Just in case you haven’t seen this from the new White Paper on the Great Repeal Bill (where have you been?), here are a few paragraphs on the intended post-Brexit influence of the European Court of Justice (CJEU) on English employment law:
2.12 The Government has been clear that in leaving the EU we will bring an end to the jurisdiction of the CJEU in the UK. Once we have left the EU, the UK Parliament (and, as appropriate, the devolved legislatures) will be free to pass its own legislation.
2.13 The Great Repeal Bill will not provide any role for the CJEU in the interpretation of that new law, and the Bill will not require the domestic courts to consider the CJEU’s jurisprudence. In that way, the Bill allows the UK to take control of its own laws. We will, of course, continue to honour our international commitments and follow international law.
2.14 However, for as long as EU-derived law remains on the UK statute book, it is essential that there is a common understanding of what that law means. The Government believes that this is best achieved by providing for continuity in how that law is interpreted before and after exit day. To maximise certainty, therefore, the Bill will provide that any question as to the meaning of EU-derived law will be determined in the UK courts by reference to the CJEU’s case law as it exists on the day we leave the EU. Everyone will have been operating on the basis that the law means what the CJEU has already determined it does, and any other starting point would be to change the law. Insofar as case law concerns an aspect of EU law that is not being converted into UK law, that element of the case law will not need to be applied by the UK courts.

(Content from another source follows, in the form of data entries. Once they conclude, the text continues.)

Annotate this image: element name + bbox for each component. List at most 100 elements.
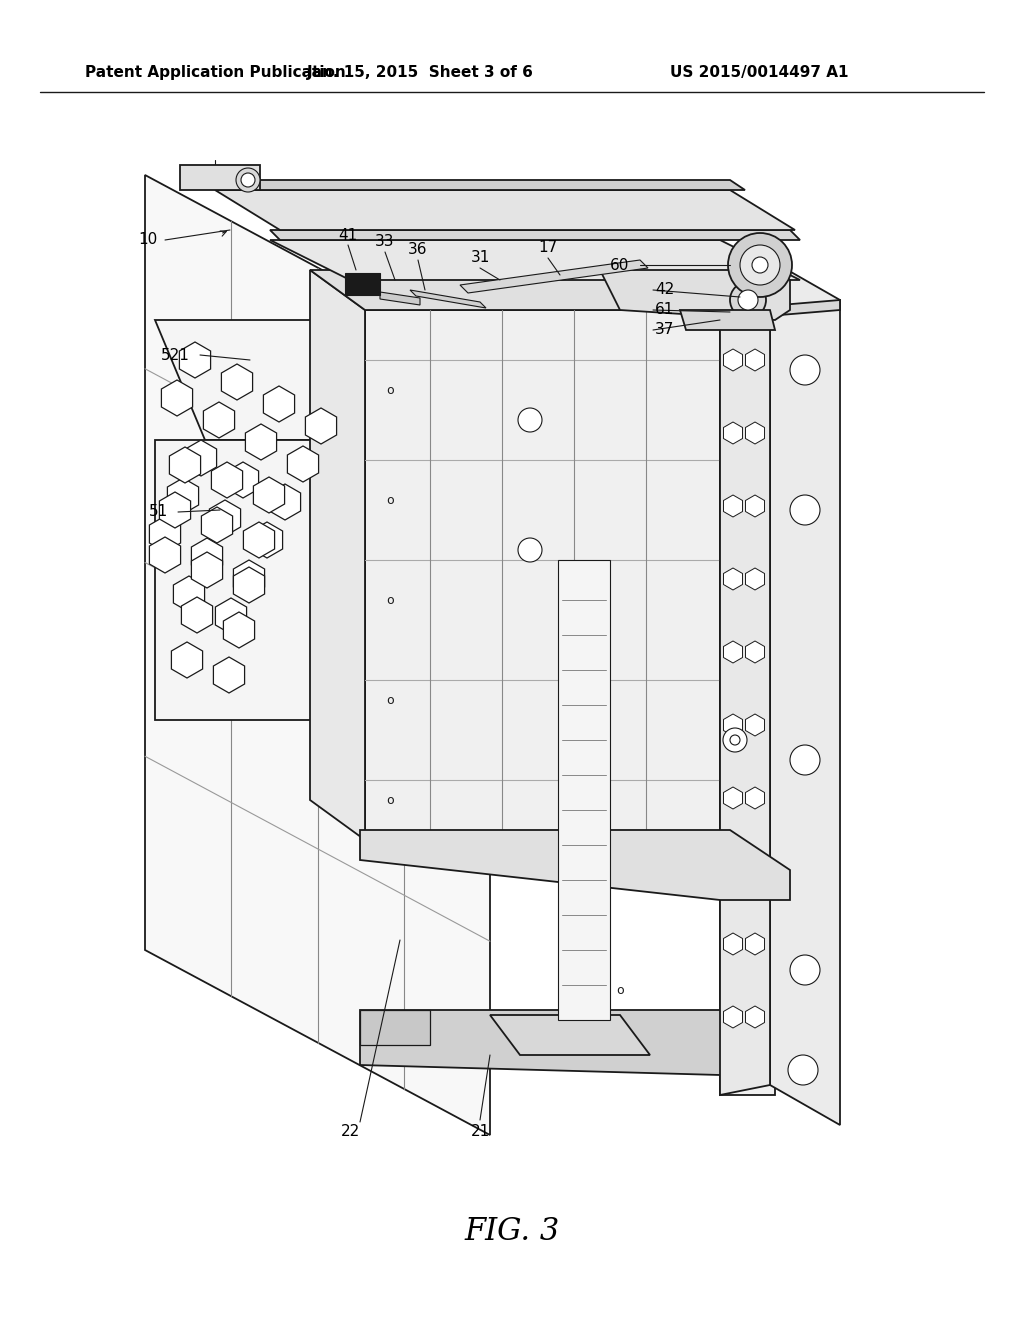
Polygon shape bbox=[720, 300, 770, 1096]
Polygon shape bbox=[360, 1010, 780, 1074]
Polygon shape bbox=[720, 319, 775, 1096]
Text: o: o bbox=[386, 384, 394, 396]
Polygon shape bbox=[233, 568, 264, 603]
Polygon shape bbox=[288, 446, 318, 482]
Circle shape bbox=[730, 282, 766, 318]
Text: 51: 51 bbox=[148, 504, 168, 520]
Polygon shape bbox=[490, 1015, 650, 1055]
Polygon shape bbox=[215, 180, 745, 190]
Polygon shape bbox=[724, 348, 742, 371]
Text: 41: 41 bbox=[338, 227, 357, 243]
Polygon shape bbox=[724, 495, 742, 517]
Polygon shape bbox=[252, 521, 283, 558]
Polygon shape bbox=[745, 422, 765, 444]
Polygon shape bbox=[770, 260, 840, 1125]
Polygon shape bbox=[269, 484, 301, 520]
Polygon shape bbox=[185, 440, 217, 477]
Text: 22: 22 bbox=[340, 1125, 359, 1139]
Polygon shape bbox=[360, 1010, 430, 1045]
Polygon shape bbox=[745, 495, 765, 517]
Circle shape bbox=[723, 729, 746, 752]
Polygon shape bbox=[173, 576, 205, 612]
Polygon shape bbox=[179, 342, 211, 378]
Text: 33: 33 bbox=[375, 235, 394, 249]
Polygon shape bbox=[724, 1006, 742, 1028]
Text: o: o bbox=[386, 693, 394, 706]
Polygon shape bbox=[745, 861, 765, 882]
Circle shape bbox=[752, 257, 768, 273]
Text: 31: 31 bbox=[470, 251, 489, 265]
Text: o: o bbox=[386, 594, 394, 606]
Polygon shape bbox=[558, 560, 610, 1020]
Polygon shape bbox=[724, 787, 742, 809]
Polygon shape bbox=[167, 478, 199, 513]
Polygon shape bbox=[360, 830, 790, 900]
Polygon shape bbox=[180, 165, 260, 190]
Polygon shape bbox=[460, 260, 648, 293]
Polygon shape bbox=[745, 348, 765, 371]
Text: o: o bbox=[386, 494, 394, 507]
Circle shape bbox=[728, 234, 792, 297]
Polygon shape bbox=[215, 598, 247, 634]
Polygon shape bbox=[181, 597, 213, 634]
Polygon shape bbox=[745, 933, 765, 954]
Polygon shape bbox=[145, 176, 490, 1135]
Polygon shape bbox=[745, 568, 765, 590]
Circle shape bbox=[788, 1055, 818, 1085]
Polygon shape bbox=[745, 714, 765, 737]
Polygon shape bbox=[223, 612, 255, 648]
Polygon shape bbox=[210, 500, 241, 536]
Circle shape bbox=[790, 954, 820, 985]
Polygon shape bbox=[211, 462, 243, 498]
Polygon shape bbox=[410, 290, 486, 308]
Polygon shape bbox=[720, 300, 840, 319]
Polygon shape bbox=[171, 642, 203, 678]
Polygon shape bbox=[745, 787, 765, 809]
Polygon shape bbox=[724, 568, 742, 590]
Polygon shape bbox=[246, 424, 276, 459]
Text: o: o bbox=[386, 793, 394, 807]
Polygon shape bbox=[724, 642, 742, 663]
Polygon shape bbox=[202, 507, 232, 543]
Text: FIG. 3: FIG. 3 bbox=[464, 1217, 560, 1247]
Polygon shape bbox=[155, 440, 380, 719]
Text: 10: 10 bbox=[138, 232, 158, 248]
Text: 21: 21 bbox=[470, 1125, 489, 1139]
Polygon shape bbox=[162, 380, 193, 416]
Text: 42: 42 bbox=[655, 282, 674, 297]
Polygon shape bbox=[380, 292, 420, 305]
Text: 60: 60 bbox=[610, 257, 630, 272]
Text: 17: 17 bbox=[539, 240, 558, 256]
Polygon shape bbox=[310, 271, 365, 840]
Text: 61: 61 bbox=[655, 302, 675, 318]
Polygon shape bbox=[365, 310, 720, 840]
Polygon shape bbox=[680, 310, 775, 330]
Text: Patent Application Publication: Patent Application Publication bbox=[85, 65, 346, 79]
Circle shape bbox=[518, 539, 542, 562]
Polygon shape bbox=[215, 190, 795, 230]
Polygon shape bbox=[270, 240, 800, 280]
Polygon shape bbox=[305, 408, 337, 444]
Text: 37: 37 bbox=[655, 322, 675, 338]
Circle shape bbox=[518, 408, 542, 432]
Text: 36: 36 bbox=[409, 243, 428, 257]
Polygon shape bbox=[745, 1006, 765, 1028]
Polygon shape bbox=[253, 477, 285, 513]
Polygon shape bbox=[724, 933, 742, 954]
Polygon shape bbox=[233, 560, 264, 597]
Text: 521: 521 bbox=[161, 347, 189, 363]
Circle shape bbox=[730, 735, 740, 744]
Polygon shape bbox=[724, 714, 742, 737]
Polygon shape bbox=[204, 403, 234, 438]
Polygon shape bbox=[310, 271, 775, 310]
Polygon shape bbox=[191, 552, 222, 587]
Polygon shape bbox=[169, 447, 201, 483]
Circle shape bbox=[790, 744, 820, 775]
Text: Jan. 15, 2015  Sheet 3 of 6: Jan. 15, 2015 Sheet 3 of 6 bbox=[306, 65, 534, 79]
Polygon shape bbox=[221, 364, 253, 400]
Circle shape bbox=[738, 290, 758, 310]
Polygon shape bbox=[270, 230, 800, 240]
Polygon shape bbox=[263, 385, 295, 422]
Circle shape bbox=[740, 246, 780, 285]
Polygon shape bbox=[724, 422, 742, 444]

2.15 For example, CJEU case law governs the calculation of holiday pay entitlements for UK workers: failure to carry across that case law would be to create uncertainty for workers and employers.
This has a number of possible consequences:-
- First, if the UK wishes to shed or amend any part of EU-sourced employment law, it is going to have to do so expressly and cannot just leave it to wither on the vine as no longer relevant;
- Second, this snuffs out any lingering chance that Brexiting represents a reprieve for employers in the holiday pay cases.
- Most significantly, the UK Government is going to have to work out what it does want to change in EU-derived employment legislation now that it will have the technical ability to do so. I have been asking that question of seminar audiences for most of the last 12 months on a decreasingly rhetorical basis and have yet to get an answer to it. It is maybe for that reason that in his Foreword to the White Paper, Secretary of State for Exiting the EU David Davis says carefully that the Great Repeal Bill is “not a vehicle for policy changes” but will just give Government the “necessary power to correct or remove the laws that would otherwise not function properly once we have left the EU”, which in employment terms is basically none of them. The Government will also be acutely conscious here of the tension between its repeated trumpeting of the merits of “taking back control” of employment law on the one hand and on the other, the twin imperatives of not upsetting either the remaining EU member states or the UK electorate by actually doing anything with it.
- As we have said before in this blog, pretty much all the most inept employment legislation in the UK is home-grown – that would be a far better place to start than fiddling with former EU law just because you can. But let us try to start the debate – a small prize from employmentlawworldview.com awaits the best printable argument for the amendment of any specified piece of EU-derived employment law received by me by the end of May this year.